According to a Focus Pakistan source familiar with the regulatory process. the decision was made by the PAA following its submission through the usual Notam route, an indication that Pakistan is now viewing the grounding of flights from India as permanent policy rather than as a temporary measure in reaction to a crisis.

Both sides started closing down airspace to one another’s planes after a militant strike in the Pahalgam region of Indian-administered Kashmir in late April 2025. It caused many deaths and led to several charges filed by India against Pakistan. However, Indian govt was unable to provide sufficient evidence for the same, and Pakistan refused the claims while insisting on an impartial probe.

Why Pakistan Closed Airspace

Pakistan’s top brass announced the airspace shutdown on April 24, 2025, bundling it with a broader set of retaliatory measures after India moved first with its own hostile steps against Islamabad. Since then the two governments have exchanged closures on a rolling basis, each extending its own ban in rough lockstep with the other.

Also Read: Pakistan Airspace Ban Crushes Indian Airlines — $800M Lost, Routes Disrupted

The standoff turned kinetic in May. Pakistan’s military claimed its jets intercepted and shot down seven Indian fighter aircraft during aerial engagements that month the sharpest military confrontation between the nuclear-armed neighbours in decades. New Delhi has not confirmed the losses. Independent verification of battlefield claims from either side remains unavailable, but the episode hardened positions in Rawalpindi and gave Pakistan’s security establishment domestic justification for maintaining the restrictions indefinitely.
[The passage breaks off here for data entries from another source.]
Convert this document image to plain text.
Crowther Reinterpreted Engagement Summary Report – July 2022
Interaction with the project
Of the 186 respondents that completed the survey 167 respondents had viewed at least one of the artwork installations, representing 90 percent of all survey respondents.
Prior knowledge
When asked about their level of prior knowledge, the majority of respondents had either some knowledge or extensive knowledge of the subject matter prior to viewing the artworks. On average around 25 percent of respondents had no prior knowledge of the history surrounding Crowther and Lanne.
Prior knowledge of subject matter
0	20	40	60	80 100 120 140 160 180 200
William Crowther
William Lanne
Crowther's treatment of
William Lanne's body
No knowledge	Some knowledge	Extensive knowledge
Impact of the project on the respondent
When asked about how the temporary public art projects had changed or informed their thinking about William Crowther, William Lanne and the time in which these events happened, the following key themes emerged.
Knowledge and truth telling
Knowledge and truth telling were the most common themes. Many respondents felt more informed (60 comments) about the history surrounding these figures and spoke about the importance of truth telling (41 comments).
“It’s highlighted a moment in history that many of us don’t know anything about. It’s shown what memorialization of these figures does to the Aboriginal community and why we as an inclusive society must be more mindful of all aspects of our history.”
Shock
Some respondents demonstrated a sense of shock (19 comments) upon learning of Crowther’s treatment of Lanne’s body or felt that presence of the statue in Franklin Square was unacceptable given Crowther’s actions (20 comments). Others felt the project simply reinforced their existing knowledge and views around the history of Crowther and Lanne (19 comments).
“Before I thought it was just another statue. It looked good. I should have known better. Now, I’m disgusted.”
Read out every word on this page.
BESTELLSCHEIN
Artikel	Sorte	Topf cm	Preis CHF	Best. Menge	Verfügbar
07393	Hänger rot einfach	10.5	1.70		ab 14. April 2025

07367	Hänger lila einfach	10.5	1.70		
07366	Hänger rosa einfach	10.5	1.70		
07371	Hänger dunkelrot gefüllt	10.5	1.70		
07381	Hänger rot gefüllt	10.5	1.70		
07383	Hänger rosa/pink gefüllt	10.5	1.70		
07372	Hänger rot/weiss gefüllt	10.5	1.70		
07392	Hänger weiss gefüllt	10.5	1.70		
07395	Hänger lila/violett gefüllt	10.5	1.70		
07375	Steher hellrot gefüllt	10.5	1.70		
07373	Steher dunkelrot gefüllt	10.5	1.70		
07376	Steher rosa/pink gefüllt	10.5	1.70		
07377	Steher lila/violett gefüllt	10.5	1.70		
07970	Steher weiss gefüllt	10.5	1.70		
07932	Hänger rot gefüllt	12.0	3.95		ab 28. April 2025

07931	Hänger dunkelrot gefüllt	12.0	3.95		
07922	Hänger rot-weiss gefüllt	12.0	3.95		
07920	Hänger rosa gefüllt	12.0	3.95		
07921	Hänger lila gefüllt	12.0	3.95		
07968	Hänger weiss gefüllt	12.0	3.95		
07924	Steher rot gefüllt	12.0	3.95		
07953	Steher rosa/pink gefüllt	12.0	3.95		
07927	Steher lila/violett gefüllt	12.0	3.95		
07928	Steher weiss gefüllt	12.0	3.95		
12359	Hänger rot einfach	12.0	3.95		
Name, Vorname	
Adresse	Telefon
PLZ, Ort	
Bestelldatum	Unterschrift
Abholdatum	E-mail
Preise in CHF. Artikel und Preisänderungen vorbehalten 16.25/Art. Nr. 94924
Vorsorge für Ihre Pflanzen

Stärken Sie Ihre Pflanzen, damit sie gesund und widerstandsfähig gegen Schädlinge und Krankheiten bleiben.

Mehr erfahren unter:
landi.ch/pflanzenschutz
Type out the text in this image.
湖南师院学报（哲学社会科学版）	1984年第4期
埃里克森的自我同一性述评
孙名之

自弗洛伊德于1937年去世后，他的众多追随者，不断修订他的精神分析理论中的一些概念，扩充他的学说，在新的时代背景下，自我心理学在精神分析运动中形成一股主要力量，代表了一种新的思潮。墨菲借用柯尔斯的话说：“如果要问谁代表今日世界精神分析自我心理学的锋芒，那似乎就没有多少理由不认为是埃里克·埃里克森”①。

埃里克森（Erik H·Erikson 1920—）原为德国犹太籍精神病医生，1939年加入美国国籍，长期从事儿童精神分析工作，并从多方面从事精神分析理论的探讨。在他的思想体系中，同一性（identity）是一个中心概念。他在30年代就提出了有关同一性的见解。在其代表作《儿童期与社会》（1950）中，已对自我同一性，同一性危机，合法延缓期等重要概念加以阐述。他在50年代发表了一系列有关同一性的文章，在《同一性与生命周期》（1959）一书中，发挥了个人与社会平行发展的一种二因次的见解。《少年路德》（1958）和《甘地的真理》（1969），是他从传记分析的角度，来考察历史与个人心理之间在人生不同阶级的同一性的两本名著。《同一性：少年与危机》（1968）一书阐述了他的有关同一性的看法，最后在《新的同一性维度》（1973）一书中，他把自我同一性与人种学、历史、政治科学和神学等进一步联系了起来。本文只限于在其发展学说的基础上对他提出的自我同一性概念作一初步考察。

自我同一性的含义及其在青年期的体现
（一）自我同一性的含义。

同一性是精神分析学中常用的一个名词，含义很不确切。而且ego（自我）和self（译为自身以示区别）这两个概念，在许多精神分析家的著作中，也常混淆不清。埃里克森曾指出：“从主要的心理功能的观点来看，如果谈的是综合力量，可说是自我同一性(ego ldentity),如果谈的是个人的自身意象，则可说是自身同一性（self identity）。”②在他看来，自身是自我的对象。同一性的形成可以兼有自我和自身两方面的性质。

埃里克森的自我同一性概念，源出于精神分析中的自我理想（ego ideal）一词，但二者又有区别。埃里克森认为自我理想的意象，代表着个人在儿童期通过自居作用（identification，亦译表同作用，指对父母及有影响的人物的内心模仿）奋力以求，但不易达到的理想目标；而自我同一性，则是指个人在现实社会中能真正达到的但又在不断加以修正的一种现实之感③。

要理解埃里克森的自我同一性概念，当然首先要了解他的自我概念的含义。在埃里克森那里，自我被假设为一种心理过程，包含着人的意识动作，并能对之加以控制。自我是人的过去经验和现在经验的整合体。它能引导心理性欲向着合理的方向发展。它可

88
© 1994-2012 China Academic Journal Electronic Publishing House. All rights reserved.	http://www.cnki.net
Both airlines have already changed their routes. They have shifted the routes of their international flights to circumvent the closure of the restricted areas, thereby burning extra fuel, adding more hours for the flight crew, and increasing travel time. Aviation analysts tracking South Asian routes note that the longer the closure runs, the weaker the commercial argument for reopening becomes networks adapt, and adaptation becomes the new baseline.

Indian Airlines Face Higher Costs

The PAA’s jurisdictional remit covers both FIRs under which all commercial and general aviation traffic entering or transiting Pakistani airspace must operate. Wednesday’s Notam applies uniformly across both zones. No partial exemptions appear in the directive.

Neither India’s Directorate General of Civil Aviation nor its Ministry of External Affairs had commented publicly on the latest extension at the time of filing. India continues to bar Pakistani aircraft from its airspace and has extended the restriction multiple times since the standoff began.

No resumption talks appear on the calendar for either government. Each successive 30-day rollover reduces the urgency to negotiate and raises the cost of eventual normalisation. The industry has its next hard date July 24. Beyond that, nothing is scheduled.